Poland alerts to Russian-linked Ghostwriter hacking groups

According to the Polish government, cyberattacks by Russia-linked hackers are on the rise. This includes GhostWriter (state-sponsored hacker group).

The government of Poland announced that cyber-attacks have increased, and targeted public domains, state organisations, strategic energy, armament suppliers, and other critical entities.

Because of the support that they continue to provide Ukraine during the conflict with Russia, the Polish suspect Russian hackers have targeted their country.

Recent cyberattacks

First, the Polish government highlighted a DDoS attack (distributed Denial of Service) on the Parliament website (‘, which was attributed to NoName057(16), pro-Russian hacktivists.

After the Parliament passed a resolution recognising Russia as a state sponsor for terrorism, the attack took place. The website was then inaccessible to all.

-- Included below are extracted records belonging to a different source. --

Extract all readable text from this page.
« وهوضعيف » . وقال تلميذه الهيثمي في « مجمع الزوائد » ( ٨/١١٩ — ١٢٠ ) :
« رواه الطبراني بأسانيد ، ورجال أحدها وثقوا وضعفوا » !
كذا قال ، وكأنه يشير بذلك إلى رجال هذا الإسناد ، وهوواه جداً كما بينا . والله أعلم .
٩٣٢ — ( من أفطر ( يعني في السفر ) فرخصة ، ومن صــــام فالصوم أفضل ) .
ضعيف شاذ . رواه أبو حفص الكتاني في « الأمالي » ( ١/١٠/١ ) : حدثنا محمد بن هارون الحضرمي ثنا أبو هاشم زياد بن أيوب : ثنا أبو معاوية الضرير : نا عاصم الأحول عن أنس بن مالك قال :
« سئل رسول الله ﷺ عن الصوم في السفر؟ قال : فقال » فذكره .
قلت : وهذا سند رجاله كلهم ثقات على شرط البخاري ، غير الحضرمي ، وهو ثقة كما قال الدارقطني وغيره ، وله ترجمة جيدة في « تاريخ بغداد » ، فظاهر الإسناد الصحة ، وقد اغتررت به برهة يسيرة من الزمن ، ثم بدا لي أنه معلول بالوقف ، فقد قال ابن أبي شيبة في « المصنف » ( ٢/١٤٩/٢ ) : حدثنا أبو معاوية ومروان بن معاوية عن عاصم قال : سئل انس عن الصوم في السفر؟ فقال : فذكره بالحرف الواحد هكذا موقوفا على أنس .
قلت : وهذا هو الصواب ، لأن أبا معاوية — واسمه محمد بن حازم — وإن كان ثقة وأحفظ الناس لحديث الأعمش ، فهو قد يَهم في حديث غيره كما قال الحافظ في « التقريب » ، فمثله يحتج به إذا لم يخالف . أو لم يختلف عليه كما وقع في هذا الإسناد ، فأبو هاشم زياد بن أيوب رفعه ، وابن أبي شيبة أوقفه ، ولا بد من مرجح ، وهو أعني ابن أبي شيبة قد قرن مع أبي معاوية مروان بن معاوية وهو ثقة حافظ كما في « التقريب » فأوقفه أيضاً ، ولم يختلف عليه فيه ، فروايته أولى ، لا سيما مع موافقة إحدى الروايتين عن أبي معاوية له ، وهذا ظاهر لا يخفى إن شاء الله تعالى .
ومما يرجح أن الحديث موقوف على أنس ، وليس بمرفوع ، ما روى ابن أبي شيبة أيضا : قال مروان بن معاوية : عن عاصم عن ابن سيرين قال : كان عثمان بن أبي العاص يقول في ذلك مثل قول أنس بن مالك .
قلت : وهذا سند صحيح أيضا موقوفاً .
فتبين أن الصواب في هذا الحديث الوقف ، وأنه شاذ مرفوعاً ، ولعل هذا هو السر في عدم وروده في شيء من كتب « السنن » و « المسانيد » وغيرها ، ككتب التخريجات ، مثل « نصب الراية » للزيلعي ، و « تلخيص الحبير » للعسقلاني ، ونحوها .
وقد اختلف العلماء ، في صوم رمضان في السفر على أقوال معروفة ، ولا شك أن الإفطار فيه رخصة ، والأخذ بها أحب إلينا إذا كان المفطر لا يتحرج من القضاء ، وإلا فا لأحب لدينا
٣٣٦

A phishing attack that was attributed to the GhostWriter group is another incident highlighted in the announcement. The European Union has linked the GRU (Russia’s military intelligence agency) with it. Mandiant, a cybersecurity company has linked the hacking group with the Belarusian government.

Polish officials claim that Russian hackers created websites to impersonate the government website, encouraging fake financial compensation for Polish citizens, which was allegedly supported by European funds.

To learn more about this program, click on the embedded link. Victims will be taken to a site that phishes. They are asked to pay a fee to verify their identity.

December ’22 campaign impersonating the Polish tax administration


According to the , “Cyberattacks are being used more and more frequently to spread Russian disinformation” and to serve Russian special forces to collect data and vulnerable information.

GhostWriter is an operation which uses both these techniques simultaneously.

GhostWriter is active at least since 2017, impersonating journalists in Lithuania, Latvia and Poland to spread false information to local audiences.

GhostWriter, which is a cybercriminal focusing on Poland, has attempted to hack email accounts and take control of social media accounts in order to distribute false information.

The increasing cyber threat has prompted the Prime Minister of Poland to raise the cybersecurity risk level to “CHARLIECRP”. He also introduced various measures such as a 24 hour roster at designated offices and government agencies.